An Update After Three Months of Launching Street-Smart Coding
28 Jan 2026 #booksThree months ago, I launched my first book, Street-Smart Coding. A persistence test.
It wasn’t my first, but the first I was confident enough to call a book. It challenged my persistence. I even wrote chapters in a hospital while supporting a loved one. Chapter 17 is one of those. Sometimes I avoid rereading those chapters.
Some lessons, realizations, and hard-truths
Writing a book taught me many lessons:
#1. Interior design is not that hard. Reedsy does the heavy lifting. Or you can find your way with Word and a lot of Googling.
#2. Instead of a massive launch, think of a series. That’s the best promotion strategy for your first book.
#3. Set a deadline. A task can take as much time as we give it. Writing a book isn’t the exception. It took me about 4 months to finish the first draft.
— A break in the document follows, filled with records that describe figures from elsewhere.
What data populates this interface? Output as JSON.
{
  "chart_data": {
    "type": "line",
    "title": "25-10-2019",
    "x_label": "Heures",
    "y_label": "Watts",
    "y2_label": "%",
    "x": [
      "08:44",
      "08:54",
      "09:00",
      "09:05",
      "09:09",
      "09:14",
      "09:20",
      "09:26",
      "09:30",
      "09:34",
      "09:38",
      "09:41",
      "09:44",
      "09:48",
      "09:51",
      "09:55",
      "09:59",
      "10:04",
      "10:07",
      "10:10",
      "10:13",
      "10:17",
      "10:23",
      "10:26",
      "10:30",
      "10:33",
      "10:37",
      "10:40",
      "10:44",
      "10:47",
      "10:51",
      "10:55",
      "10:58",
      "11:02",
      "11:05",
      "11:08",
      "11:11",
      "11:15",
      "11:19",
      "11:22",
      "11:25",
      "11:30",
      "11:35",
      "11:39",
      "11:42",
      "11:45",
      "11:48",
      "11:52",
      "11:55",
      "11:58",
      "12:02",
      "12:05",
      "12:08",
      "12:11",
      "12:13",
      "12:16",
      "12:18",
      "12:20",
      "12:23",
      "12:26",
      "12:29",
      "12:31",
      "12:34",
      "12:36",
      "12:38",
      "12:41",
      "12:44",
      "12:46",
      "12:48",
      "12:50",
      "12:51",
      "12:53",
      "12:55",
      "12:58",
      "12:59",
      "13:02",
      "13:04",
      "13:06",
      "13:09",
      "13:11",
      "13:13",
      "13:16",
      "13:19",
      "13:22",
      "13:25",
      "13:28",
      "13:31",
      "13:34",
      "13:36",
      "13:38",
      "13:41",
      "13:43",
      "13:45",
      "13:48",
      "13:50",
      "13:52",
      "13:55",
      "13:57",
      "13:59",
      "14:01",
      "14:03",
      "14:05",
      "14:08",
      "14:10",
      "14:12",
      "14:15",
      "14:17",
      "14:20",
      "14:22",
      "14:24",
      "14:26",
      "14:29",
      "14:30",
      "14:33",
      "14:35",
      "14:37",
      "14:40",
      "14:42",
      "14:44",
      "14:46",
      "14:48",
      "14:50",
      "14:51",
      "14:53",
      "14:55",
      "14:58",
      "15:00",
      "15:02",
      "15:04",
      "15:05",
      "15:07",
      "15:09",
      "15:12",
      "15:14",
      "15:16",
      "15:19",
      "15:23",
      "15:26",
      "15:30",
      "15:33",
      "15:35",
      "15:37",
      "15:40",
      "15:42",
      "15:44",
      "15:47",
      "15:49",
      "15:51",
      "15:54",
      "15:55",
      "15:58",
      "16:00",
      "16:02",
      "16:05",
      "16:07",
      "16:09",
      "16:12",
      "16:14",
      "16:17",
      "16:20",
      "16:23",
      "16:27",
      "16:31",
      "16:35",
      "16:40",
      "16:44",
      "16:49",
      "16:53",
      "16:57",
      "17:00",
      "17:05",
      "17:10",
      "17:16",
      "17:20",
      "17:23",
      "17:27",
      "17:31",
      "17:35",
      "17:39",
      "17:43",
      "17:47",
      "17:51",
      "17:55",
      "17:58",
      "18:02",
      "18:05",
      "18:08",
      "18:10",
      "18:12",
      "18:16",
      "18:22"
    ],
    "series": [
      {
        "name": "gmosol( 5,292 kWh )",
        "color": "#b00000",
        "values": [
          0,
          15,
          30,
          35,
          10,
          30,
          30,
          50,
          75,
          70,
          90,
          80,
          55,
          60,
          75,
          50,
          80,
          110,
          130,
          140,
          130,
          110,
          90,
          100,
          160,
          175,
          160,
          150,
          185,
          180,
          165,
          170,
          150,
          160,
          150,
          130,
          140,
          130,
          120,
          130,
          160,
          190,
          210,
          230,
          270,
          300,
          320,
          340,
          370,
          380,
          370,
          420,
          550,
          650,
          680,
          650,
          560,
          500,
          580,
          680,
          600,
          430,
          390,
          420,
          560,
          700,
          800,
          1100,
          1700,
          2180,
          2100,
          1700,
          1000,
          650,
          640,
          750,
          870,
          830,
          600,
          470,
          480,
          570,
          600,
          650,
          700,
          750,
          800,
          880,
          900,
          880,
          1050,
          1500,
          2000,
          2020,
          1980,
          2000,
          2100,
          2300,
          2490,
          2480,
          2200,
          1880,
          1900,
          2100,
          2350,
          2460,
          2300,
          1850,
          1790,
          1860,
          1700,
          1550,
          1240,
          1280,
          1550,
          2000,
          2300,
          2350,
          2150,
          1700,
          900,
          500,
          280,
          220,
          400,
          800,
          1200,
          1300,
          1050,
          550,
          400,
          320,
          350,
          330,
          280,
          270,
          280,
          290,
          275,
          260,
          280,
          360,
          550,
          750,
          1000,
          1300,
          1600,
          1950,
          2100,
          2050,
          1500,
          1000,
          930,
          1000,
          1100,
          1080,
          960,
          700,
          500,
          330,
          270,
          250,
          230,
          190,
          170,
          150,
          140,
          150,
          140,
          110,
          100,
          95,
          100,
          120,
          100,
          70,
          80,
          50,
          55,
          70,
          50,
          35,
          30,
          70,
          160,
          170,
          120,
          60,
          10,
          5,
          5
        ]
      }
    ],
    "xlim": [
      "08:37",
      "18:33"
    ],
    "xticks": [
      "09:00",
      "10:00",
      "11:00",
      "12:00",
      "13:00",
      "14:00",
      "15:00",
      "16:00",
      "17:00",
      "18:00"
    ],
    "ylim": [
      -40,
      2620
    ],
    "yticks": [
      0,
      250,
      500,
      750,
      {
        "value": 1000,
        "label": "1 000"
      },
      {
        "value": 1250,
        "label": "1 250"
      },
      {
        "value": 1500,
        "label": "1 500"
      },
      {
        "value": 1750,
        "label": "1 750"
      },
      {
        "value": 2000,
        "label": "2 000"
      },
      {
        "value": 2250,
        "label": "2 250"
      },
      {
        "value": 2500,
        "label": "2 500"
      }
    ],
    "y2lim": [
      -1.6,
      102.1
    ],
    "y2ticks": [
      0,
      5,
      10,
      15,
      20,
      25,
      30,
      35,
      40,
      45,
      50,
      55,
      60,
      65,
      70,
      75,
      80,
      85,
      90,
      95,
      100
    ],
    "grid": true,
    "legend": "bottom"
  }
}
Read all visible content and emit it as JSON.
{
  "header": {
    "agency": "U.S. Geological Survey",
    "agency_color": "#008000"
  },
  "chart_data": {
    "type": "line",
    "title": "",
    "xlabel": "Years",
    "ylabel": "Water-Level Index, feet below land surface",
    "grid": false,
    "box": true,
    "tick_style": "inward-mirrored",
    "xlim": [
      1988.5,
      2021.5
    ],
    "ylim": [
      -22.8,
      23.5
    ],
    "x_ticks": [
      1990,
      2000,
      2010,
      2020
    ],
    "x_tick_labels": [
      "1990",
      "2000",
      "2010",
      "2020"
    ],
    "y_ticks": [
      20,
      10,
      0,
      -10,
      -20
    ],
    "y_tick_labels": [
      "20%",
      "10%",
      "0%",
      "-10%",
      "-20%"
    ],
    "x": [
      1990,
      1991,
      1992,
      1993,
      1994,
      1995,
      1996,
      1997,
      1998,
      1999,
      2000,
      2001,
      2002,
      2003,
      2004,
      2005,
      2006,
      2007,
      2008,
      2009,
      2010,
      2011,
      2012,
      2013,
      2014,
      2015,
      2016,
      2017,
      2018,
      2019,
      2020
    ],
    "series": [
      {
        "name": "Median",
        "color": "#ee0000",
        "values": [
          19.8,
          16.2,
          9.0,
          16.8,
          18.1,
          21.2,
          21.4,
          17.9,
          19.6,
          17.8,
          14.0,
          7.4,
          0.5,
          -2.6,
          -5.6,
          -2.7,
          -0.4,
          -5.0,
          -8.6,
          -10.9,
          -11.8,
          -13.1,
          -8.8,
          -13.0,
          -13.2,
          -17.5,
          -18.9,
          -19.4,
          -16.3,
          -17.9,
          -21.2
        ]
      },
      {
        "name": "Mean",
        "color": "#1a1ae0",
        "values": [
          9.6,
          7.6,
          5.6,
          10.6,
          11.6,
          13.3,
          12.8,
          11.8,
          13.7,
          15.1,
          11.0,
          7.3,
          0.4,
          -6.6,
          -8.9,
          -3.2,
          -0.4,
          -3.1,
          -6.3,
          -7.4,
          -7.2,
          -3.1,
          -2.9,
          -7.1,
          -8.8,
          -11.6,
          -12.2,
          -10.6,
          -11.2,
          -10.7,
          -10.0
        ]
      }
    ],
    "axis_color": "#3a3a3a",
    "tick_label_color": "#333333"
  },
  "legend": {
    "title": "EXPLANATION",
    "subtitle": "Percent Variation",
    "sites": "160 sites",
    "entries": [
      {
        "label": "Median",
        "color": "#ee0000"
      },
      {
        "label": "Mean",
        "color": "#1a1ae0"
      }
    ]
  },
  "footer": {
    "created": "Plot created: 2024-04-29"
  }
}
Here are more lessons nobody told me about writing a book.
#4. Once your book is out, the game starts in your head. That’s the fear of finding typos or getting bad reviews. That’s refreshing your sales dashboard and comparing your book to others. Here are more realizations. Just focus on what you can control: work on the next one.
#5. There’s always something you could have done better. Once it’s out, it’s out. Your job was to write it, your audience’s job is to read it. Again, work on the next one.
I’m doing this differently
By no means, I’m an expert book writer. I only have two under my belt. But here’s what I’d do differently.
#1. Start backwards. Start with a promise, cover, sales page, and outline. That forces you to clarify your book promise and message.
#2. Come up with a one-liner. That’s to summarize the core ideas and to make promotion easier.
#3. Pre-sell it earlier. “Do good work and people will come” is a lie.
I once read an ebook called, Start Marketing the Day You Start Coding by Rob Walling. It was about building SaaS startups, but the idea works for books too.
With a clear promise, cover, and sales page (following #1), start promoting from day one.
#4. And I’d order my author copies from Amazon earlier.
Some numbers
I offer Street-Smart Coding as an eBook via Gumroad, and in Kindle and paperback formats in Amazon.
Here’s a breakdown of copies sold:
- eBook version: 51 sales. +2 in Spanish edition
- Kindle version: 1 sale.
- Paperback version: 1 sale.
- “Door-to-door” sales: 8 copies. (7 Spanish, 1 English).
For me, even one sale beyond friends and acquaintances meant success. That’s enough motivation to keep writing.